911th Soldiers improve skills at Rescue Challenge
May 8, 2013
NORTHERN VIRGINIA - - A six year old boy and his father are reported missing in a deep culvert and another man has been reported dangling in the middle of an abandoned elevator shaft!
Fortunately this isn't one of the worst days in the National Capital Region, but it is just two of the scenarios used during the annual training program called Rescue Challenge, designed to challenge technical rescue teams from Virginia, Maryland, District of Columbia and the Federal Government, May 6 - 10.
"Rescue Challenge brings us [Technical Rescue Teams] together so we can keep our skills sharp and see how the other teams solve problems," said Captain Langston J. Turner, commanding officer of the 911th Technical Rescue Engineer Company, stationed at Fort Belvoir. "We are the hosting unit at the confined spaces and the breaking and breaching sites we set up at Fort Belvoir this year, but we train with our partner organizations from the NCR a number of times during the year."
The first Rescue Challenge was held in May of 1995 and included only six fire departments within Virginia. Then Henrico County Division of Fire Battalion Chief Steve Wood wanted to raise the abilities of technical-rescue teams, share problem solving techniques and to develop working relationships among the teams within Virginia jurisdictions through combined training incidents. Nineteen years later, nine teams representing more than a dozen organizations participated in Rescue Challenge 2013 at sites all over north central Virginia.

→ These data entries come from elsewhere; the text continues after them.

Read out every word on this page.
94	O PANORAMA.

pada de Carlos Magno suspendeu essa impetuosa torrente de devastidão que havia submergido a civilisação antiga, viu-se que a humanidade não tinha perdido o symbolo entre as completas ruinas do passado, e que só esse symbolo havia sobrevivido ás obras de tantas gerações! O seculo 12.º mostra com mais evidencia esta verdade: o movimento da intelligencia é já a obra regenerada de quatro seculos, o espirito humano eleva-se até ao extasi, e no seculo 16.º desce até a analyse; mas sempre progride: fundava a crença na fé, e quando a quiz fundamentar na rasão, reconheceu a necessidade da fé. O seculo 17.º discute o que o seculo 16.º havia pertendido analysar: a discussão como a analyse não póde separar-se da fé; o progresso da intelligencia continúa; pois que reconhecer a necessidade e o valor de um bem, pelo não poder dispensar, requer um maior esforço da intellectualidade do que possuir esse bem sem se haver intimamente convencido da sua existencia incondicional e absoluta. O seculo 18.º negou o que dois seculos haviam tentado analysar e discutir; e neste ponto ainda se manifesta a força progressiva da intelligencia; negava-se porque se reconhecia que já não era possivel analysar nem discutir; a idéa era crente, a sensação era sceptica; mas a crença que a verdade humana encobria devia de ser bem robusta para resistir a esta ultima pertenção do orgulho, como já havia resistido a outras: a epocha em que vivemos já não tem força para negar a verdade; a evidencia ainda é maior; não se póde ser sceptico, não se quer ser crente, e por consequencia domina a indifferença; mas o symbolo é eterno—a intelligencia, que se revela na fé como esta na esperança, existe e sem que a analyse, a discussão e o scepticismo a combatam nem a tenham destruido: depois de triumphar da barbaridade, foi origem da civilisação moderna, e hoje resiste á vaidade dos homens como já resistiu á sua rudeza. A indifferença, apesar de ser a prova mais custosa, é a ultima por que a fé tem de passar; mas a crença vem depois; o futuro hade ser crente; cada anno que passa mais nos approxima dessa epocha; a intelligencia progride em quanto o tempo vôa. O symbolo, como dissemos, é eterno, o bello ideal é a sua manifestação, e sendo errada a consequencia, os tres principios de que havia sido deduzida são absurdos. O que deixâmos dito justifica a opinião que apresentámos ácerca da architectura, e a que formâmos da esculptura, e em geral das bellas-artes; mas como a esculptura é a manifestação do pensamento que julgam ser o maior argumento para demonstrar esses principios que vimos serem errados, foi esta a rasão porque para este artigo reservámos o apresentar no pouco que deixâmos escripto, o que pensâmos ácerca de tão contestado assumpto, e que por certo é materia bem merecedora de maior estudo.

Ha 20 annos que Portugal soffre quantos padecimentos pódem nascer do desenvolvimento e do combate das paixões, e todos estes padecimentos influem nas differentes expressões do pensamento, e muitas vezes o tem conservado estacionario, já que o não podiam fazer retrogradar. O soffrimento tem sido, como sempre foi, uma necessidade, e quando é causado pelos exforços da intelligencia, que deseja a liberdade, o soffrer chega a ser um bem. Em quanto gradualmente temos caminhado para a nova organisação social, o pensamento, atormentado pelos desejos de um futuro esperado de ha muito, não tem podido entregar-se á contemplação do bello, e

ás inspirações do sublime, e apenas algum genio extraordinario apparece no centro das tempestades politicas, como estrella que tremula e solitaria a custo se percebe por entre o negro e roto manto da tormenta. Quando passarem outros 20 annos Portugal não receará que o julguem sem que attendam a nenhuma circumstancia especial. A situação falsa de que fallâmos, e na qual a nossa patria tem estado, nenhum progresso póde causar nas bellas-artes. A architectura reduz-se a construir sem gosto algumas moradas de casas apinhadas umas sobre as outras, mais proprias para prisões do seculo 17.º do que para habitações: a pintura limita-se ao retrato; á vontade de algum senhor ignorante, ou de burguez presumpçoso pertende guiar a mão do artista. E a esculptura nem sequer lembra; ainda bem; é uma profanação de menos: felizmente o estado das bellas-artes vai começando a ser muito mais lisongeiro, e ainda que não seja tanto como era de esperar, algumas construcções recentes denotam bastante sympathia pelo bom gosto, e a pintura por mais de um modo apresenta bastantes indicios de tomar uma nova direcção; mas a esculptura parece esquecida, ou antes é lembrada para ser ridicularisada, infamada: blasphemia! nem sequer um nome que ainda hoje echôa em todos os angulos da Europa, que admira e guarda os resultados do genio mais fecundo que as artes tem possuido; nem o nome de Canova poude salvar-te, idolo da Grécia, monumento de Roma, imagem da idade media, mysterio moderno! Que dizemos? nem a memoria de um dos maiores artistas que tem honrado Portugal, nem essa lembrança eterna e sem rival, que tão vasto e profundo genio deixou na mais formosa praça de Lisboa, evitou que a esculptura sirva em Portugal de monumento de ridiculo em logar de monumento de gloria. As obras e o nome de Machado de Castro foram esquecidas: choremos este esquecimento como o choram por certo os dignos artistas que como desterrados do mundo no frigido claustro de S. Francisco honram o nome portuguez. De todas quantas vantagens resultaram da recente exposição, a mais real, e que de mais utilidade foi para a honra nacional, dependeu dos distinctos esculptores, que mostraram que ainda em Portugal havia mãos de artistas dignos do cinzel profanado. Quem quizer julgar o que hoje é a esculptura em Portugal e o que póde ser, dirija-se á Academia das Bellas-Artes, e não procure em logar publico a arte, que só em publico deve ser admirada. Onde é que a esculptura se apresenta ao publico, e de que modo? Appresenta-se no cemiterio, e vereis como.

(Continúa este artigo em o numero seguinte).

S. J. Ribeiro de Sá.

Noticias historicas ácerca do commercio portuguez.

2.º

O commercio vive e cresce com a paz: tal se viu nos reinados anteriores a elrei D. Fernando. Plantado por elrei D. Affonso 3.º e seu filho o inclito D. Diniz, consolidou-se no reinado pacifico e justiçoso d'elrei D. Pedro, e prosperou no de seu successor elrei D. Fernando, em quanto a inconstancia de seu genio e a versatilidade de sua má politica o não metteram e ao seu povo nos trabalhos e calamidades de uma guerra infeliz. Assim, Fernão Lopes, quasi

"At the breaking and breaching site we are practicing skills in entering a void space, looking for possible survivors of a collapsed structure," said Chief Warrant Officer 4 Michael E. McGee, 911th Technical Rescue Engineer Company technical advisor. "The teams here will face a structural collapse scenario and will have to clear and move through a 36" culvert to a 24" culvert. They will have to figure out ways to use their tools in such a small space."
McGee said the teams regularly use tools that may weigh more than 45 lbs. such as concrete saws and breaker drills while clearing a path through the small spaces.
Other skills and techniques were on display at the cavernous and unused coal fuel section of the Virginia Dominium Possum Point Power Station located approximately 30 miles south of DC.
"This training site involves a worker that has been missing for 25 minutes, and is found hanging 30 feet from the top of an elevator shaft," said Dan Beck, a Prince William County Fire and Rescue Technician Two. "The team cannot use the stairs, but must bring the survivor up out of the shaft, string a high-line system to traverse a 129 foot chasm, then lower the worker down to the ground floor more than 100 feet below."
Beck watches the Soldiers from the 911th Technical Rescue Engineer Company prepare rigging they will need to accomplish the rescue and offers advice as needed. "This type of rigging is something our department does often, and it is always interesting to see how other rescue teams solve problems," said Beck.
The Technical Rescue Association of Virginia's website states that Rescue Challenge is not a competition. Instead, it is an opportunity for highly trained teams to gain experience by participating in realistic scenarios that test their skills and knowledge. It is also a great opportunity for technical rescuers from many jurisdictions to discuss issues and trade valuable information in a formal and informal setting.